In the ’90s, many climbers turned to bouldering — a form of climbing that is performed on small, low rock formations without ropes or harnesses. It was common to see climbers with mats slung over their shoulders walking along the historic Mohonk carriage roads.
Zalewski says that some new routes are still being discovered in the Gunks, noting that Will Moss was a New York City high school student in 2023 when he established the hardest climb in the Gunks, now called Best Things in Life are Free.

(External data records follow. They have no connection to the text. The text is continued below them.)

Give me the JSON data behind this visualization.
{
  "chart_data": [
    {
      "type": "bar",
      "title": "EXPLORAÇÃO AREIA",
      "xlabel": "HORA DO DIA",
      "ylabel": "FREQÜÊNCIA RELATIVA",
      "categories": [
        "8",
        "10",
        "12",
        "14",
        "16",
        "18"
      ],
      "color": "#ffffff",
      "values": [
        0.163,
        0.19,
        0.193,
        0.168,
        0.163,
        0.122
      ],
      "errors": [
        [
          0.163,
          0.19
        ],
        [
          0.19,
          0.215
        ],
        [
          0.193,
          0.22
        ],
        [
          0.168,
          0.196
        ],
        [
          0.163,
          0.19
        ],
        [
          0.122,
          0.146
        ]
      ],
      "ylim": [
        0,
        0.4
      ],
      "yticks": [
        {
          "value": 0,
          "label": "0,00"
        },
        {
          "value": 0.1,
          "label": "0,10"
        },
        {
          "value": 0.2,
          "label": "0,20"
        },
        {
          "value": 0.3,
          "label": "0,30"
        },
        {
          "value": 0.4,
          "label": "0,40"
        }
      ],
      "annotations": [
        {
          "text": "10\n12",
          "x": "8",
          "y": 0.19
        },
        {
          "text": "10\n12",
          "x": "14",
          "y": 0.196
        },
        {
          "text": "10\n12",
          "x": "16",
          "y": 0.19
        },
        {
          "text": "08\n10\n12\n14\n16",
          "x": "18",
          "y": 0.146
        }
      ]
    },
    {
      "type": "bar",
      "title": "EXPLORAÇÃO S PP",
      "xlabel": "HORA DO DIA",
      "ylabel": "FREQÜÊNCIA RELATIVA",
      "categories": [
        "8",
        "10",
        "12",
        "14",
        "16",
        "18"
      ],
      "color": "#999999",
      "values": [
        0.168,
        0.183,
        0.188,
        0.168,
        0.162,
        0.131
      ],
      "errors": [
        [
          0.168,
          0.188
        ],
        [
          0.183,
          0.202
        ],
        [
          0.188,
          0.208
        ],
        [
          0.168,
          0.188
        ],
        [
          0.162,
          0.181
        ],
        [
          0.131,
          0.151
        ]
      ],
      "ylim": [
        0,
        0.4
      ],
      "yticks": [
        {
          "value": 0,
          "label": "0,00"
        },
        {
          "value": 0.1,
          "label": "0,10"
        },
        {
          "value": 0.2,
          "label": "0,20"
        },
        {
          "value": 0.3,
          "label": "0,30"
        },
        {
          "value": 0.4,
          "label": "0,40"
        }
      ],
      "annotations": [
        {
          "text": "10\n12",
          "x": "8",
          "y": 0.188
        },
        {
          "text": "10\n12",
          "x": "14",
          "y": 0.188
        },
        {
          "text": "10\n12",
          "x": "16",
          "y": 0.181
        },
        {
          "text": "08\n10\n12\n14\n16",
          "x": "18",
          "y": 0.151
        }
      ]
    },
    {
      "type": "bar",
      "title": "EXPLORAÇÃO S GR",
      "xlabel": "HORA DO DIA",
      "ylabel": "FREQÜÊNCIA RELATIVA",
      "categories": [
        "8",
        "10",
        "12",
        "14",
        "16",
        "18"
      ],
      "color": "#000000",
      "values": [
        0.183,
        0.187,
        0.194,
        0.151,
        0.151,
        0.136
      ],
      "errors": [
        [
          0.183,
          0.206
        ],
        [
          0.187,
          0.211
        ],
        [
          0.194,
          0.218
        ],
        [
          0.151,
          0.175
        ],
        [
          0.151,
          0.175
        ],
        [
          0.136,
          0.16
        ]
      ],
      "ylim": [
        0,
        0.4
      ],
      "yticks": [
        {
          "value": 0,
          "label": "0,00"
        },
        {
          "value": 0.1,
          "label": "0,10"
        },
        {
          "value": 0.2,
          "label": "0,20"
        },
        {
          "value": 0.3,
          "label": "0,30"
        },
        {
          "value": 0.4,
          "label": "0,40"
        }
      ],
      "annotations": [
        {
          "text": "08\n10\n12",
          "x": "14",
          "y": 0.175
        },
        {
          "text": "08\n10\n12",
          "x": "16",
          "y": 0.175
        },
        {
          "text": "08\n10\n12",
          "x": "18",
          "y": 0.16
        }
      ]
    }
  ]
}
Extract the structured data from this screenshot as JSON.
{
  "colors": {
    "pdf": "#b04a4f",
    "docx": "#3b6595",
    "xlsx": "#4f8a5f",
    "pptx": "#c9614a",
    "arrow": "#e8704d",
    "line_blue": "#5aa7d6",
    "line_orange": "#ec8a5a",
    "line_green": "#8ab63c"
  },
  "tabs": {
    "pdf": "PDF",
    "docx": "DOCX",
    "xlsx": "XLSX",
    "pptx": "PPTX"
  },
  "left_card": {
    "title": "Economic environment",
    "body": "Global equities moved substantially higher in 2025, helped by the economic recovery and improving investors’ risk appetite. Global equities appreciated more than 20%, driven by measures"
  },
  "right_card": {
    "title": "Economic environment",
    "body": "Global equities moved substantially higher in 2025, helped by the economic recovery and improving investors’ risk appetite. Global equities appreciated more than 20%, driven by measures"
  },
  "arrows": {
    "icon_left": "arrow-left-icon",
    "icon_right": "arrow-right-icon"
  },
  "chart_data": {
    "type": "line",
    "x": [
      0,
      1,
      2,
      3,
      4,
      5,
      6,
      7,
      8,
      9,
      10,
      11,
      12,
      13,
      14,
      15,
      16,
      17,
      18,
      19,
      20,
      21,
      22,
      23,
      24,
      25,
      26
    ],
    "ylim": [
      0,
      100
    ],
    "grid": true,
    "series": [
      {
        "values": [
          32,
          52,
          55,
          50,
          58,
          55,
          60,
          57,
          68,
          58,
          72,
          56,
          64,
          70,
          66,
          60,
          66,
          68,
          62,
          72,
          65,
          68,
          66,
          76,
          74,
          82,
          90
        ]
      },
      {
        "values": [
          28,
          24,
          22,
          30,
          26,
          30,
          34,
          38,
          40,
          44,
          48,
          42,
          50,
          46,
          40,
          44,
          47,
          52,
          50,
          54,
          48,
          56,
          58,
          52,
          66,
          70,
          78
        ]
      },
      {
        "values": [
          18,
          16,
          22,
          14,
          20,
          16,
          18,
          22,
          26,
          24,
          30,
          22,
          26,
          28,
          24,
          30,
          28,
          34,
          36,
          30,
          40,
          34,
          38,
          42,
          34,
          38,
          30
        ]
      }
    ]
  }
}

Moss is among the teenage upstarts who have been bringing fresh attention to the ridge. “It’s now among the hardest climbs in the country,” Zalewski says, “which is quite a feat because doing new routes here often involves quite a bit of risk.”
But Zalewski believes that the Gunks, and rock climbing in general, will continue to attract new devotees, with the same attributes that captivated him. “It’s physically challenging, it’s mentally challenging, it’s problem-solving,” Zalewski says. Sport Climbing was added to the Olympics in 2020, which will also likely increase interest in the activity.
In spring 2024, the Mohonk Mountain House announced the installation of the first Via Ferrata in the Eastern U.S. A recreational activity that involves ascending steep mountain routes by way of a system of fixed cables, rungs, and ladders, it allows participants to experience the thrill of technical rock climbing — with a much easier learning curve. “I think it’ll be a major draw,” says Zalewski. “I did my first Ferrata last year in France; it was awesome.”
He notes that many people are now introduced to the sport through climbing gyms. “In the past, people would get into rock climbing from an interest in hiking and then backpacking. Learning to climb was a way to further explore the outdoors,” he says. “But now, many don’t climb outdoors at all. But if you want, you can go outside and have the same experience as people who pioneered these routes in the ’30s, ’40s and ’50s. It’s all there for you.”